How to fix: Common inputs missing autocomplete
Inputs that collect a user's own personal data, name, email, phone, address, city, state, ZIP, country, should carry the matching autocomplete token (for example autocomplete="email" or autocomplete="tel") so browsers and assistive tech can identify and autofill the field.
What it is
The autocomplete attribute names the purpose of a form field using a fixed vocabulary of tokens defined in the HTML spec, such as name, given-name, family-name, email, tel, street-address, address-level2 (city), address-level1 (state/region), postal-code, and country-name. WCAG Success Criterion 1.3.5 Identify Input Purpose requires that when a field collects information about the user, its purpose be programmatically determinable, and these tokens are how you declare it.
Two things use that declared purpose. Browsers and password managers use it to autofill the field accurately, so the user does not retype their email or address on every site. And assistive technology, including tools that swap in familiar icons or simplified language for a field, uses it to present the input in a way the user already understands. A field whose purpose is only implied by a visible label or a placeholder is not programmatically identified.
Adding the attribute does not change how the field looks or behaves for people who type manually; it simply attaches a machine-readable purpose. Note this is separate from labeling: a field can have a perfectly good <label> and still fail SC 1.3.5 because the label tells humans what to type while autocomplete tells software what the field is for.
Who it affects & why it matters
People with motor disabilities and anyone who finds typing slow, painful, or error-prone benefit most, because correct autocomplete lets the browser or password manager fill the field instead of forcing manual entry on every form. It also helps people with cognitive disabilities and memory limitations who struggle to recall details like a full postal address.

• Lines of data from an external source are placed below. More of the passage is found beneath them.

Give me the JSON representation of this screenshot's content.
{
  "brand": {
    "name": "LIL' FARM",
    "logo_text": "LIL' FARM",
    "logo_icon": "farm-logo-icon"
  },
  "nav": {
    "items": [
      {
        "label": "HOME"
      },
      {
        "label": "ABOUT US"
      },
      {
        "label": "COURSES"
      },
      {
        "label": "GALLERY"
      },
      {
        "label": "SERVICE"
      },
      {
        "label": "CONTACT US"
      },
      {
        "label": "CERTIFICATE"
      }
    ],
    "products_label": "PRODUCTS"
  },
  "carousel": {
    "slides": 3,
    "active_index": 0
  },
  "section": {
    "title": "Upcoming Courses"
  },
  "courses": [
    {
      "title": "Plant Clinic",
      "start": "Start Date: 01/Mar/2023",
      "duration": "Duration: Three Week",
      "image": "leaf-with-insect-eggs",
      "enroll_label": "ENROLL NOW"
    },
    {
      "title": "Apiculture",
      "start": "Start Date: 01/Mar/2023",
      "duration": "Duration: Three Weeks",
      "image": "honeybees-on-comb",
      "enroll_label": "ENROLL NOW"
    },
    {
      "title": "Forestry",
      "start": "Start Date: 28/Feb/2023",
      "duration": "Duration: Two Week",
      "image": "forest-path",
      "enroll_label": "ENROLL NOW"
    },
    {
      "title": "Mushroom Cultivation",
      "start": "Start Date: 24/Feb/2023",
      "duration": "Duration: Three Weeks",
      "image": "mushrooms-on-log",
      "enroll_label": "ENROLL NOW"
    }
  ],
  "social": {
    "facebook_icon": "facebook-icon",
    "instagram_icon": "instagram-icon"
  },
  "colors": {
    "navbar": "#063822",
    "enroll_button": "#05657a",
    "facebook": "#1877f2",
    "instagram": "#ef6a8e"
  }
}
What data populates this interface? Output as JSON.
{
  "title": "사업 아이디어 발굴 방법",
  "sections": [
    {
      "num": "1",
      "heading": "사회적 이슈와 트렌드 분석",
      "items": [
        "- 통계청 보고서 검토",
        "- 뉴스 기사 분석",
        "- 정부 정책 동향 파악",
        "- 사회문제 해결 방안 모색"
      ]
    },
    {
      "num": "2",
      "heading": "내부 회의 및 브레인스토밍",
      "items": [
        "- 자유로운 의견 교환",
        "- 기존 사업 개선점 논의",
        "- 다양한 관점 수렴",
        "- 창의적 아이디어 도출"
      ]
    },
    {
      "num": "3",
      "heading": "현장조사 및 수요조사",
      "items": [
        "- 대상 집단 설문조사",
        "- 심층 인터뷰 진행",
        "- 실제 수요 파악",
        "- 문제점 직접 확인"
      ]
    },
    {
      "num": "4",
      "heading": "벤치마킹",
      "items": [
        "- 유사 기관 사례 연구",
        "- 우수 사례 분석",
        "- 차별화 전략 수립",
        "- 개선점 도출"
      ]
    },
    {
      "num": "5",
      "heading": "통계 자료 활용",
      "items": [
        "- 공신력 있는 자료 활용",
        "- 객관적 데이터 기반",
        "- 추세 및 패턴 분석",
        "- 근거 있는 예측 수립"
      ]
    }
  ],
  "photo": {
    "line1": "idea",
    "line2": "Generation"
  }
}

Users of assistive tools that re-present fields with familiar symbols or plain language rely on the declared purpose to do that substitution, and even users without disabilities get faster, lower-friction checkouts and sign-ups, which reduces form abandonment for everyone.
Missing autocomplete on personal-data fields is a Level AA failure under SC 1.3.5, and Level AA is the conformance tier courts and the U.S. Department of Justice point to when applying the ADA to websites. Because the criterion is automatically testable, it is the kind of issue an auditor or a plaintiff's tool can document at scale across your forms.
It is also low-risk, high-leverage to fix: you are adding one attribute per field on the forms where conversions happen, so closing the gap improves real-world completion rates while clearing a documented Level AA item from any audit or demand letter. With accessibility lawsuits climbing year over year and most targeting businesses under $25 million in revenue, removing automatically-detectable failures is an easy win.
How to fix it
- List the text-like inputs on each form (you can ignore hidden, submit, button, checkbox, and radio inputs).
- Identify which fields collect the user's own data: name, first or last name, email, phone, address, city, state, ZIP, country.
- Add the matching token from the HTML autocomplete vocabulary, for example email to email, phone to tel, ZIP to postal-code, city to address-level2, and state to address-level1.
- Use the standard token spelling exactly; a guessed or misspelled value will not be recognized by browsers or assistive tech.
- Keep the field's real <label> as well, because labeling and identifying input purpose are separate requirements.
- Re-scan and test that your browser now offers to autofill the fields you tagged.
<label for="email">Email</label>
<input type="email" id="email" name="email">
<label for="zip">ZIP code</label>
<input type="text" id="zip" name="zip"><label for="email">Email</label>
<input type="email" id="email" name="email" autocomplete="email">
<label for="zip">ZIP code</label>
<input type="text" id="zip" name="zip" autocomplete="postal-code">How AccessKnight detects this
AccessKnight selects text-like inputs, excluding hidden, submit, button, checkbox, and radio types, and skips any input that already has an autocomplete attribute. For the rest, it combines the field's name, id, and placeholder into one lowercase string (stripping underscores, hyphens, and brackets) and checks it against a dictionary of known personal-data hints, name, first/last name, email, phone/telephone, address, city, state, zip/zipcode, and country. When a hint matches, it flags the field and recommends the matching token, for example email maps to email, phone maps to tel, zip maps to postal-code, city maps to address-level2, and state maps to address-level1.